Our youngest daughter has been busy qualifying for sainthood the past two years by working with HIV-positive orphans outside San Pedro Sula (Spanish for "Hot, like Hell, but more humid") and has long wanted her parents to join her for a weeks visit. Not much of a traveler myself, I was persuaded to make the trip only after being lured out to the front porch to see a pretty butterfly, at which point I was forcibly hooded and thrown into the trunk of a car. (Okay, I made up the part about the hood.)
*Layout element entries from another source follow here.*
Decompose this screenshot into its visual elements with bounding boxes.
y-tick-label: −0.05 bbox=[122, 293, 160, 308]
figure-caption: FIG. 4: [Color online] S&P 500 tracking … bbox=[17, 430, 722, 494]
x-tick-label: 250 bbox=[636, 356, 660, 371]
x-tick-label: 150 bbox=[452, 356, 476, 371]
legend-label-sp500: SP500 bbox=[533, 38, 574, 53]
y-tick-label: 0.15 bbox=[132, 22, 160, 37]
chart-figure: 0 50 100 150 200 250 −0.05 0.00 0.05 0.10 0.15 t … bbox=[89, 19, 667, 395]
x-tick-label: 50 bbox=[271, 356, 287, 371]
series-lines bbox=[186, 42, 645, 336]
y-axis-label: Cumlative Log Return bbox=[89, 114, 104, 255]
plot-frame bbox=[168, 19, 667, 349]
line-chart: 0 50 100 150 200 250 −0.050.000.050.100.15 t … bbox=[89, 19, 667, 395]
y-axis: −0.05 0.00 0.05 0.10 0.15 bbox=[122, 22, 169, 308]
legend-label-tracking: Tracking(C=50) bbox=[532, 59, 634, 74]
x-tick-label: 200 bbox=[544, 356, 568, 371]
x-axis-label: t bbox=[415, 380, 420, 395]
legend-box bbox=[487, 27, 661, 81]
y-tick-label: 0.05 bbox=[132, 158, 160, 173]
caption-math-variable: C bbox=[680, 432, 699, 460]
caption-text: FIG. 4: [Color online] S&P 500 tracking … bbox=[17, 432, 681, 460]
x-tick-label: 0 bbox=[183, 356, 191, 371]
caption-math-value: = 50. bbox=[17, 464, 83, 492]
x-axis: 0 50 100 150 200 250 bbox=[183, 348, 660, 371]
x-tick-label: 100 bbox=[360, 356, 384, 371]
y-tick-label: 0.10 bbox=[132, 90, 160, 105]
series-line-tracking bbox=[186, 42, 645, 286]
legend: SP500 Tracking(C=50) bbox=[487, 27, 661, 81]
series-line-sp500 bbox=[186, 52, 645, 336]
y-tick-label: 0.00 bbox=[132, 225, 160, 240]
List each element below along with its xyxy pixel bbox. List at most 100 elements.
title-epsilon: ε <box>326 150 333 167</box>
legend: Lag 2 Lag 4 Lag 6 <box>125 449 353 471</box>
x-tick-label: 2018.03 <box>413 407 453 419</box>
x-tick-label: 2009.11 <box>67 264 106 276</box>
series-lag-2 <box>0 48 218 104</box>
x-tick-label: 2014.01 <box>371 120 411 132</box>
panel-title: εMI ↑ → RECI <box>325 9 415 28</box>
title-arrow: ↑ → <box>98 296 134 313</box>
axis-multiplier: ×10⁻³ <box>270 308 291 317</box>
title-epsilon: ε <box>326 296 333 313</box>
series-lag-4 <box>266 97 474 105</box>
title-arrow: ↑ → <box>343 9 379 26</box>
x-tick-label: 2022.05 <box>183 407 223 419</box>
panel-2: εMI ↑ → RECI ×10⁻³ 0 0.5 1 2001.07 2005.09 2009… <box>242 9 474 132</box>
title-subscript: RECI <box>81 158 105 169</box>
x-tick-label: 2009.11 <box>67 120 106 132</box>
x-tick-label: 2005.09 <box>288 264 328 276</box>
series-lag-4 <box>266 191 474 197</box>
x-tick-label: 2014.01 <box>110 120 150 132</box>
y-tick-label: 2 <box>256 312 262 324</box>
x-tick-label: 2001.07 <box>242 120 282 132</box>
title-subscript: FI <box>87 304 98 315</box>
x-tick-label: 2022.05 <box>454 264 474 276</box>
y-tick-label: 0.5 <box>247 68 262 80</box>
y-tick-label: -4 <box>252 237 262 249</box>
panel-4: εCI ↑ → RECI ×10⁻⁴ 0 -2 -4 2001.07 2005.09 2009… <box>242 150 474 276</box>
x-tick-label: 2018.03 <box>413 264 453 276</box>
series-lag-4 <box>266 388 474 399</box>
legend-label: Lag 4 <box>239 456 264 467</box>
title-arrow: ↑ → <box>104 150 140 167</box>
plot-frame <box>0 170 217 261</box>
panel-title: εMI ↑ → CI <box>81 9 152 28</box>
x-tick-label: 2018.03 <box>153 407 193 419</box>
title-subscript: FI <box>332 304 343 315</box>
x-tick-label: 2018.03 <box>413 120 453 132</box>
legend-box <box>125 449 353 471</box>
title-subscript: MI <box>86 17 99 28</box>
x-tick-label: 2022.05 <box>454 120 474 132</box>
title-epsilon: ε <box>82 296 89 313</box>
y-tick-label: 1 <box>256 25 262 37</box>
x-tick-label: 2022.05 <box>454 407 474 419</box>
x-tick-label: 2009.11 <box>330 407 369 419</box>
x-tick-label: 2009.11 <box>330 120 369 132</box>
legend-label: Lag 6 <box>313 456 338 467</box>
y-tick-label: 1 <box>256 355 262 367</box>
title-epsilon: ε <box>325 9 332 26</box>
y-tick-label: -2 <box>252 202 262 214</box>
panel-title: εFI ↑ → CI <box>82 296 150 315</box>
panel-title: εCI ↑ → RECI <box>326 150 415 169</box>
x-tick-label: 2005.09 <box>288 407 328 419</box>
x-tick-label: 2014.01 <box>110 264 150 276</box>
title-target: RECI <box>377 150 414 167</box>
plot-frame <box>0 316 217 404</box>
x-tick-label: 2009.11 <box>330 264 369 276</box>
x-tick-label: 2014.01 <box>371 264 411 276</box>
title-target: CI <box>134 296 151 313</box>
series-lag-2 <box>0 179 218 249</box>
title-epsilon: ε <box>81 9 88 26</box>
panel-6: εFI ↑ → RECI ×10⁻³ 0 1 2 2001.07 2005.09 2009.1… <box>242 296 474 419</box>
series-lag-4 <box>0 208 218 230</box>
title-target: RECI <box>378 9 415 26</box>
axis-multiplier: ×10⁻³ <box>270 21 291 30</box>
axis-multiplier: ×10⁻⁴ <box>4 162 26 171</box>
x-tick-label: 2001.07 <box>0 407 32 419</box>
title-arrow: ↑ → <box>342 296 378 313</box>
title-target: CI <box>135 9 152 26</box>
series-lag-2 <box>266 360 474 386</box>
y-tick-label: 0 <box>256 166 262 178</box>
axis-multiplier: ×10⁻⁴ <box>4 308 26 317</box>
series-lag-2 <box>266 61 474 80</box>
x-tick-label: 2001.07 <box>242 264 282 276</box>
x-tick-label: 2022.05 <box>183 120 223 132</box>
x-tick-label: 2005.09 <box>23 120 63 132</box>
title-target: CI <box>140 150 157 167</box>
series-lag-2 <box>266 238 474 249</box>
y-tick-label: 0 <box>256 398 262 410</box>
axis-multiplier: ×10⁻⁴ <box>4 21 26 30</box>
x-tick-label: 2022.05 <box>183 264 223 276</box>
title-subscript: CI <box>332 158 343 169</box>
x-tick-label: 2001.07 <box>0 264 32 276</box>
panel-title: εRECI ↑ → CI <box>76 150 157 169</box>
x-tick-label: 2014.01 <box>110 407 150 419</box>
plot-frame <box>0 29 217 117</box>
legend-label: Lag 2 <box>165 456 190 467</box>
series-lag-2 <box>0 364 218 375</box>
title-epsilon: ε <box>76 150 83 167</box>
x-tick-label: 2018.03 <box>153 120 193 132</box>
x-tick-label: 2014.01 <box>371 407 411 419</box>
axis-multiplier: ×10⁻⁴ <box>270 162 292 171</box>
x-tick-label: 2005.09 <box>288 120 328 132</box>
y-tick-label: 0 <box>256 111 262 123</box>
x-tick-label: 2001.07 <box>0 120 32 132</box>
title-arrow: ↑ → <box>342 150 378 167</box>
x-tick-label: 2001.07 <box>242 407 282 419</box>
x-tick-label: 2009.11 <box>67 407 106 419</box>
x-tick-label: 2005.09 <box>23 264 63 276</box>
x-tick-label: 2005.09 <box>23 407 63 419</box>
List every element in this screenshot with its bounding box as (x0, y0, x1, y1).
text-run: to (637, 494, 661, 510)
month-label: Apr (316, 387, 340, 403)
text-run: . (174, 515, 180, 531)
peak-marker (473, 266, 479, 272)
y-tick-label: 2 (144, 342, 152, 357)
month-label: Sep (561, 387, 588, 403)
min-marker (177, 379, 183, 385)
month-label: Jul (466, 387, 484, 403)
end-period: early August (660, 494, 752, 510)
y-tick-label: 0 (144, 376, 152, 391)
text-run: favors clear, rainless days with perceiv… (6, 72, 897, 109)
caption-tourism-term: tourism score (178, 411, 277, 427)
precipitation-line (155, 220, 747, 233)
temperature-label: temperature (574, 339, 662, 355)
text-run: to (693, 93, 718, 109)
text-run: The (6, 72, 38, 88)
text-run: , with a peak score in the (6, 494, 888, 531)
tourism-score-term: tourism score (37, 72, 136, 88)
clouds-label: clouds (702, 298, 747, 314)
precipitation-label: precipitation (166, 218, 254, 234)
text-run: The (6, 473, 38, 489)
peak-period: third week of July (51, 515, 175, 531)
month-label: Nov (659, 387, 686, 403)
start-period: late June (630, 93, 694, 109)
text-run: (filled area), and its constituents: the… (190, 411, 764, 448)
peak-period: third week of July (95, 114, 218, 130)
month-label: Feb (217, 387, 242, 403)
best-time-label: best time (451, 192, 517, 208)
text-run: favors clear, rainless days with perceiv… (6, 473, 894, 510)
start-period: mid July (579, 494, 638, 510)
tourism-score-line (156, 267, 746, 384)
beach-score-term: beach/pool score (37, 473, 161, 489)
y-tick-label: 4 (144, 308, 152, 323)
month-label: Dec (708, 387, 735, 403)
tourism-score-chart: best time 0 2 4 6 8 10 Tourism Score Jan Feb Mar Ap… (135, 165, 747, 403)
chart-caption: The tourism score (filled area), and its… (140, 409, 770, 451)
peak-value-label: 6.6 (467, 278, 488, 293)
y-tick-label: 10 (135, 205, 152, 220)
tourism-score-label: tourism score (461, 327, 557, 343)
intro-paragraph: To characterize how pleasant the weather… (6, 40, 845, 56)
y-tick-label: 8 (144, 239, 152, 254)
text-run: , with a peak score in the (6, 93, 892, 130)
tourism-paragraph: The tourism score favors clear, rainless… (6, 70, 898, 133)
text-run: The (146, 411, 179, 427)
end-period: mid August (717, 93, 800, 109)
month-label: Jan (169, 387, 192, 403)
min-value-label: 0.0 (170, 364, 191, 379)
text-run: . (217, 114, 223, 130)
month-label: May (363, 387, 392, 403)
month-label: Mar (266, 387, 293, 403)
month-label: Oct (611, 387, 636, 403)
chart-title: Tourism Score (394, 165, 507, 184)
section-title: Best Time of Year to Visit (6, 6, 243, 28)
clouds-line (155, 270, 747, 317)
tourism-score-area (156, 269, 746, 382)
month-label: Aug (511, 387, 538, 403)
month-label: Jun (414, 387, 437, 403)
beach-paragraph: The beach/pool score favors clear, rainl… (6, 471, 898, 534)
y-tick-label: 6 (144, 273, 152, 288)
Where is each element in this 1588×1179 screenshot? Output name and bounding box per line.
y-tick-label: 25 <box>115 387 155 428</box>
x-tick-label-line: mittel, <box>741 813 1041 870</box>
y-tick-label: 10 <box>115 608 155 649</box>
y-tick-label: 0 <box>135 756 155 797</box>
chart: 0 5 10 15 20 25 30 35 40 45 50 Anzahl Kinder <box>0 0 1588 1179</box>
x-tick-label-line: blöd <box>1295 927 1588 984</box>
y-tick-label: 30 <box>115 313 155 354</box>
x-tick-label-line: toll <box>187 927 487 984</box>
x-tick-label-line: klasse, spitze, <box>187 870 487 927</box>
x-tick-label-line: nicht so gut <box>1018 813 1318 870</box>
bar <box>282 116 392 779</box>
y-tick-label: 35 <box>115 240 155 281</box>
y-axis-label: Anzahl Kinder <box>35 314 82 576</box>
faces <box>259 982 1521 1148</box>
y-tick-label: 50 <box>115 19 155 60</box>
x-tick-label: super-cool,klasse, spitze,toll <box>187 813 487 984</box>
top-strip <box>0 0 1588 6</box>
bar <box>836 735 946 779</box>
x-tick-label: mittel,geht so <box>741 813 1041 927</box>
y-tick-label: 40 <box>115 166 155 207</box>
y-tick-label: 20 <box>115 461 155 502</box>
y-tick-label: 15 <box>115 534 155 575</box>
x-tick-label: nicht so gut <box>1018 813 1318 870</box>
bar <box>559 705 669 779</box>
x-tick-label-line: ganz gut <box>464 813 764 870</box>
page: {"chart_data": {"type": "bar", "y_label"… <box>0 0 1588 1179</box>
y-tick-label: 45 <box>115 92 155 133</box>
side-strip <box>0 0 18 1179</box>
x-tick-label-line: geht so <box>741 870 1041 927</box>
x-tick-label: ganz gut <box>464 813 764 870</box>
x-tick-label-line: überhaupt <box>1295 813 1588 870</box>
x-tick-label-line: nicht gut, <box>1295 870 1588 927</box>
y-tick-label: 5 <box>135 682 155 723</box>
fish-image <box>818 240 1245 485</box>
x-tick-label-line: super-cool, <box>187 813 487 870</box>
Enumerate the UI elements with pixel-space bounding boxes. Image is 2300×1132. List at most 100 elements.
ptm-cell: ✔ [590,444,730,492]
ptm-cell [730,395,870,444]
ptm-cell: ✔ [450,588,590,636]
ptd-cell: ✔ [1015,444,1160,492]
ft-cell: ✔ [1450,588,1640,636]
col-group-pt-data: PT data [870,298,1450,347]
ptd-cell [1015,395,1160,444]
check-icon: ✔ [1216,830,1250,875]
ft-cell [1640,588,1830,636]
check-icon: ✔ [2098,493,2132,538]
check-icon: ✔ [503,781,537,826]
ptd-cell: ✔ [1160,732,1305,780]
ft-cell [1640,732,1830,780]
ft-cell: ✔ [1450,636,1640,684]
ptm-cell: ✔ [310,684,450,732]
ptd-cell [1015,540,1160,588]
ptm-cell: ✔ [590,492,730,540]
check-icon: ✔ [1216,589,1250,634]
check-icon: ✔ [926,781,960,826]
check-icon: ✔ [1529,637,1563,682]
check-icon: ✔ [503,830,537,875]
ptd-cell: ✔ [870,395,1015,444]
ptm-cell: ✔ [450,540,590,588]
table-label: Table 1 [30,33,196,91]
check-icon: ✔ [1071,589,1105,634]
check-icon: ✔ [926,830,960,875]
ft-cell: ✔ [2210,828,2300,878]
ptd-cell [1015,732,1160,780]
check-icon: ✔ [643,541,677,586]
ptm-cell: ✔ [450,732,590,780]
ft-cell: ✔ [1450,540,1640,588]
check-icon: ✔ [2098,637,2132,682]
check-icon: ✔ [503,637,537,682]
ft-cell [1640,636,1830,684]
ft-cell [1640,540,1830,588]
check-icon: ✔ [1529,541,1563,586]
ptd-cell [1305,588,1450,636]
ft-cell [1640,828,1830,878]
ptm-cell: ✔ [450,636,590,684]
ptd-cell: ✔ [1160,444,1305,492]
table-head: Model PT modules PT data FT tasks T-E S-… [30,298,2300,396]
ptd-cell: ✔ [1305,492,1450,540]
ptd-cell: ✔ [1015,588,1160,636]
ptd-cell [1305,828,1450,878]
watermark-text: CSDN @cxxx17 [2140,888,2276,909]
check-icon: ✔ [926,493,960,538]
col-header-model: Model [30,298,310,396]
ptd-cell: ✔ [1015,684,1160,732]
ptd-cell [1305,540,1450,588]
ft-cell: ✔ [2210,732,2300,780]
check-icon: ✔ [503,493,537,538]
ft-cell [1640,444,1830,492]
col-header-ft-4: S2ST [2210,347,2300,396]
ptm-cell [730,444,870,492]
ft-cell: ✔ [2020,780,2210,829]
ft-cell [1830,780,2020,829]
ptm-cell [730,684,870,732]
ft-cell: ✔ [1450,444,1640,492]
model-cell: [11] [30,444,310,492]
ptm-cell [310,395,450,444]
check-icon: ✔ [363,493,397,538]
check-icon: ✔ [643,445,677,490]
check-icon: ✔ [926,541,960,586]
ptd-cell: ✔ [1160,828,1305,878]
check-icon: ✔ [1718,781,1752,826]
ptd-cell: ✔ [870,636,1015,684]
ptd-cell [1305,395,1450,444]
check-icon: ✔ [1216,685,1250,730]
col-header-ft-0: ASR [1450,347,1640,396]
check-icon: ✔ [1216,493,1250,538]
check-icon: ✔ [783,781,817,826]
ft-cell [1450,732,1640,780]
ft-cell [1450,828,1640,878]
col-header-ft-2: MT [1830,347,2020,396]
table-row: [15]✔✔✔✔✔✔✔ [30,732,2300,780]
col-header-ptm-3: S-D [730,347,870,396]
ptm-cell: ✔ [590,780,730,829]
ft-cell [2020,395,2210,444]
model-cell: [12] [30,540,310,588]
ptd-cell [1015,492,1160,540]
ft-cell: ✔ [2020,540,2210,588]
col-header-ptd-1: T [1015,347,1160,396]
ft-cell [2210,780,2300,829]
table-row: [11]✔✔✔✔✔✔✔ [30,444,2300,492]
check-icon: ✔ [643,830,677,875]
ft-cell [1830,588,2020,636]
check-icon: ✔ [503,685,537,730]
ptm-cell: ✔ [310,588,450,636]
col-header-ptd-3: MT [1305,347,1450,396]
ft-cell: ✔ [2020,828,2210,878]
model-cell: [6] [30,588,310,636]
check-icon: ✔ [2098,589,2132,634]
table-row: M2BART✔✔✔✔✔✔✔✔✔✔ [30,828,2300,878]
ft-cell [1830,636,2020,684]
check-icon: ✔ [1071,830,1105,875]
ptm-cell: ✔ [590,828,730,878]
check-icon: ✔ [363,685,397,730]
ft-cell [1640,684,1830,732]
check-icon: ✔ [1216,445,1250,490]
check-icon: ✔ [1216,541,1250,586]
Anyway, Honduras is a lovely country, if you can get past the fact that few, if any, of its residents can speak intelligibly. At least to me. English is my first language, my native tongue, and by coincidence, also my back-up language. Both have served me well in the times when multilingualism is important, such as when ordering a cheeseburger in Washington, D.C. But things are different in Honduras, a nation whose citizens stubbornly refused to comprehend me, even when I talked louder.
My feeble attempts at Spanish were complicated by the idiomatic peculiarities of the language. For example, "I love you" and "Ill call you" are phonetically similar, so much so that when I innocently asked the hotel clerk about using the telephone, I noticed that he blushed, winked, and sighed deeply with anticipation.